Depois, é claro que é importante também reforçar a forma como se afastou do governo em rutura com Salazar, que lhe teria exigido que endurecesse as suas políticas. E para consagrar essa airosa saída, Moreira gostava de contar a resposta que deu ao presidente do Conselho, quando este recusou a sua proposta mudança: “Vossa excelência acaba de mudar de ministro.” Depois veio a democracia, Moreira foi saneado das funções oficiais e escolheu passar um tempo exilado no Brasil até que as coisas acalmassem, regressando, em 1980, para voltar à política activa.
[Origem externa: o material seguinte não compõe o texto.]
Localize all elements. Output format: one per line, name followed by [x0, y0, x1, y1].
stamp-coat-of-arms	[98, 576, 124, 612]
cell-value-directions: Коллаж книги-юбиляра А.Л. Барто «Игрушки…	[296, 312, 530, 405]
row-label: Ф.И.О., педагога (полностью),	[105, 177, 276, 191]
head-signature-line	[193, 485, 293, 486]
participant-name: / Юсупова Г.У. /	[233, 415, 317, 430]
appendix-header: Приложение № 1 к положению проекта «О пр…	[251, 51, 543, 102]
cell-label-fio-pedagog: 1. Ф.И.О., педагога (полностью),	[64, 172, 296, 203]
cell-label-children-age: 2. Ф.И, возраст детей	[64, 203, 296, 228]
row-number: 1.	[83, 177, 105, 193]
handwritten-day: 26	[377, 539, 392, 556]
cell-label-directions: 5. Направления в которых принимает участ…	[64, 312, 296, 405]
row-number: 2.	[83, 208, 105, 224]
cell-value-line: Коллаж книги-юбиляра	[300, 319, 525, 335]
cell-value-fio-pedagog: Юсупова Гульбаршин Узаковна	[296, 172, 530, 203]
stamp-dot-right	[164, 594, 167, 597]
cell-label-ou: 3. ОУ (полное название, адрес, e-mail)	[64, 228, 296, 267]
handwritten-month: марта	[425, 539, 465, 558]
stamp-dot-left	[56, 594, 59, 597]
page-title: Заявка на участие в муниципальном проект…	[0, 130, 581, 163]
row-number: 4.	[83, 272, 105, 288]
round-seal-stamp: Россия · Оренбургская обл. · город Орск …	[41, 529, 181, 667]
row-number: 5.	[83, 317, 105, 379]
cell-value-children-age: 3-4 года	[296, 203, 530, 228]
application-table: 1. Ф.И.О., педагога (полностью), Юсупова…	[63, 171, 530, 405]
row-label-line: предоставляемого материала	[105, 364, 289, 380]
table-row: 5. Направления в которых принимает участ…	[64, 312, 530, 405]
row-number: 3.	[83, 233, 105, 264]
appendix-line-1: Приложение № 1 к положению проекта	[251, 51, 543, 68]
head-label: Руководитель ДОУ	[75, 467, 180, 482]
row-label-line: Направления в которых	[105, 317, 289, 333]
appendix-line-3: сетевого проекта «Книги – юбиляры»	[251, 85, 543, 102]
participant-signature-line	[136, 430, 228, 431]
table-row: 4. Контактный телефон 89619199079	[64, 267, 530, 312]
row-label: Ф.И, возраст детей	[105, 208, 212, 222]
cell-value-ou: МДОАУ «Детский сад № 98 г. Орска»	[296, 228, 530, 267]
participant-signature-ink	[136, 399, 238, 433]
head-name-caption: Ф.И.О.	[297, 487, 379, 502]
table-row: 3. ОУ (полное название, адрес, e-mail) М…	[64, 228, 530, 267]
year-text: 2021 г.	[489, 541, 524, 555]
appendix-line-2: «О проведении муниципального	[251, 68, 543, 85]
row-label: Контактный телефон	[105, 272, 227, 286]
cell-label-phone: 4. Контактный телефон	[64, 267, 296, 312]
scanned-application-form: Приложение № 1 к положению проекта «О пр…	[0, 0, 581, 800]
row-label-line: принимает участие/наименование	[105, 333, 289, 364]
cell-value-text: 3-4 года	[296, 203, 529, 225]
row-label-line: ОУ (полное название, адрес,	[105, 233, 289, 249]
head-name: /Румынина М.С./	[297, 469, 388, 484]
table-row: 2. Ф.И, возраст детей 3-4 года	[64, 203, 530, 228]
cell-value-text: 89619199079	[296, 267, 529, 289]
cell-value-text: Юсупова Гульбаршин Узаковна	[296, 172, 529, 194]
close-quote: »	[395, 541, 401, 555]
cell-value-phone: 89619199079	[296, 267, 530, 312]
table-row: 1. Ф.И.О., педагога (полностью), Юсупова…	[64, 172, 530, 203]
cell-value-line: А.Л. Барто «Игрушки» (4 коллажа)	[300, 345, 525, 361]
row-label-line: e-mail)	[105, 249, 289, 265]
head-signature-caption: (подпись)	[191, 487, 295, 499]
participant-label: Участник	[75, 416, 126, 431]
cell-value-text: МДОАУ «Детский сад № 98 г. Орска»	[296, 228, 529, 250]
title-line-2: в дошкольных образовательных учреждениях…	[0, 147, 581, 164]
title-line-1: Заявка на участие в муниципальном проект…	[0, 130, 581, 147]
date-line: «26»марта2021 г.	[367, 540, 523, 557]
Foi candidato a deputado nas listas da Aliança Democrática, filiou-se no CDS, chegou à liderança em 1986, nas legislativas do ano seguinte não consegue mais do que 4,4% e o CDS fica conhecido como o “partido do táxi”, ficando-se por quatro deputados, sendo que, em 1976, tinha conseguido 42. Moreira continuou na Assembleia até 1995. Duas décadas depois, foi nomeado para o Conselho de Estado pelo CDS, onde ficou até 2019, já na Presidência de Marcelo Rebelo de Sousa, que lhe concedeu as duas últimas condecorações.

No fim, e à direita, muitos despediram-se dele classificando-o como o último senador, o que é bem indicativo dessa ideia de que a sua imagem e percurso são indestrinçáveis da ideia de uma elite política, mesmo contando com as suas origens modestas, que, afinal, obrigam aqueles que se libertam delas a adotar esse perfume a que se referia Agustina ao caracterizar o tipo de morada onde vivia uma personagem sua, dizendo que “tresanda a dignidade desculpada de ser pobre pelo corpo da capela entre duas abas de habitação”. E como figura tão digna dessa corte que foi superando os diferentes regimes, não faltou, no fim, uma declaração muito emotiva da filha Isabel, deputada do PS, que nunca se cansou de reafirmar a sua ligação ao pai formado numa ordem oposta de referências. “Querido pai, meu amor, amor da minha vida”, começa a curta mensagem publicada por Isabel Moreira nas redes sociais. Umas linhas depois reforça: “Pai, meu amor, amor da minha vida, há dez anos escrevi-te uma carta a dizer deste amor que sempre fez do dia de hoje o dia que mais temi na vida e dez anos depois está tudo inteiro, está tudo intacto, nunca houve, entre nós, qualquer lacuna.” E, no fim, Isabel fala do seu “medo de seguir sem a tua validação assegurada”. E nesta declaração está tudo o que importa, o amor de uma filha pelo pai, uma cena boa para encerrar esta quinto ato, deixando a sua linhagem acolhida entre as boas famílias nas cortes de Lisboa, e só com um pequeno remorso, de que nos dá conta António Araújo, nas páginas do Expresso: o de nunca ter conseguido comprar o velho moinho que os seus avós paternos alugavam em Trás-os-Montes.